Rongjia Tao, a physicist at Temple University in Philadelphia, thinks the Leeds study and the concept behind it is “very interesting.” Tao, himself, did a study in 2016 and found he could reduce fat in milk chocolate by 20 percent. He believes that the Leeds researchers’ discovery about the first layer of fat being more important for taste than the other layer can inform future chocolate manufacturing. “As a scientist I consider this significant and an important starting point,” he says.
Chocolate is rich in polyphenols, naturally occurring compounds also found in fruits and vegetables, such as grapes, apples and berries. Research found that plant polyphenols can protect against cancer, diabetes and osteoporosis as well as cardiovascular ad neurodegenerative diseases.
Not everyone thinks it’s a good idea, such as chef Michael Antonorsi, founder and owner of Chuao Chocolatier, one of the leading chocolate makers in the U.S. First, he says, “cacao fat is definitely a good fat.” Second, he’s not thrilled that science is trying to interfere with nature. “Every time we've tried to intervene and change nature, we get things out of balance,” says Antonorsi. “There’s a reason cacao is botanically known as food of the gods. The botanical name is the Theobroma cacao: Theobroma in ancient Greek, Theo is God and Brahma is food. So it's a food of the gods,” Antonorsi explains. He’s doubtful that a chocolate made only with a top layer of fat will produce the same epicurean satisfaction. “You're not going to achieve the same sensation because that surface fat is going to dissipate and there is no fat from behind coming to take over,” he says.
Without layers of fat, Antonorsi fears the deeply satisfying experiential part of savoring chocolate will be lost. The University of Leeds team, however, thinks that it may be possible to make chocolate healthier - when consumed in limited amounts - without sacrificing its taste. They believe the concept of less fatty but no less slick chocolate will resonate with at least some chocolate-makers and consumers, too.

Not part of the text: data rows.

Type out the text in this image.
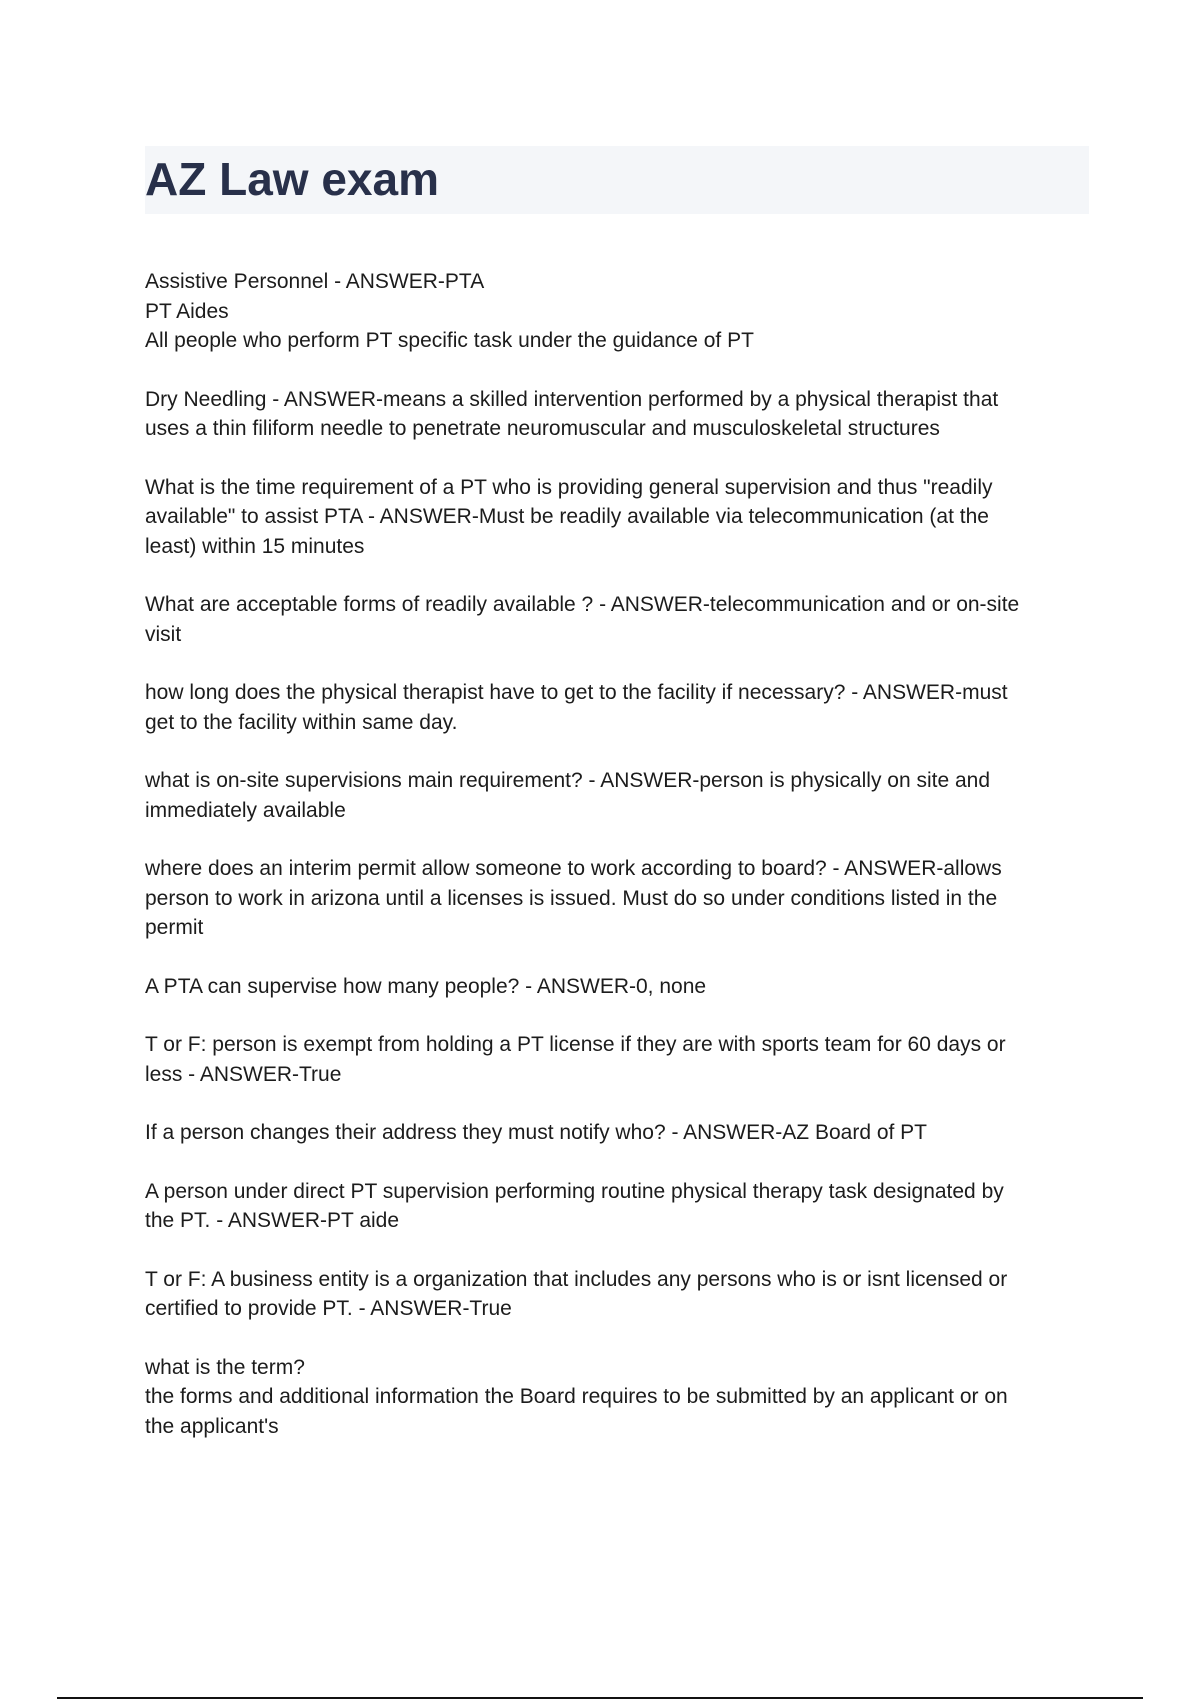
AZ Law exam

Assistive Personnel - ANSWER-PTA
PT Aides
All people who perform PT specific task under the guidance of PT

Dry Needling - ANSWER-means a skilled intervention performed by a physical therapist that
uses a thin filiform needle to penetrate neuromuscular and musculoskeletal structures

What is the time requirement of a PT who is providing general supervision and thus "readily
available" to assist PTA - ANSWER-Must be readily available via telecommunication (at the
least) within 15 minutes

What are acceptable forms of readily available ? - ANSWER-telecommunication and or on-site
visit

how long does the physical therapist have to get to the facility if necessary? - ANSWER-must
get to the facility within same day.

what is on-site supervisions main requirement? - ANSWER-person is physically on site and
immediately available

where does an interim permit allow someone to work according to board? - ANSWER-allows
person to work in arizona until a licenses is issued. Must do so under conditions listed in the
permit

A PTA can supervise how many people? - ANSWER-0, none

T or F: person is exempt from holding a PT license if they are with sports team for 60 days or
less - ANSWER-True

If a person changes their address they must notify who? - ANSWER-AZ Board of PT

A person under direct PT supervision performing routine physical therapy task designated by
the PT. - ANSWER-PT aide

T or F: A business entity is a organization that includes any persons who is or isnt licensed or
certified to provide PT. - ANSWER-True

what is the term?
the forms and additional information the Board requires to be submitted by an applicant or on
the applicant's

Chocolate already contains some healthful compounds. Its cocoa particles have “loads of health benefits,” says Soltanahmadi. Dark chocolate usually has more cocoa than milk chocolate. Some experts recommend that dark chocolate should contain at least 70 percent cocoa in order for it to offer some health benefit.Research has shown that the cocoa in chocolate is rich in polyphenols, naturally occurring compounds also found in fruits and vegetables, such as grapes, apples and berries. Research has shown that consuming plant polyphenols can be protective against cancer, diabetes and osteoporosis as well as cardiovascular and neurodegenerative diseases.
“So keeping the healthy part of it and reducing the oily part of it, which is not healthy, but is giving you that indulgence of it … that was the final aim,” Soltanahmadi says. He adds that the team has been approached by individuals in the chocolate industry about their research. “Everyone wants to have a healthy chocolate, which at the same time tastes brilliant and gives you that self-indulging experience.”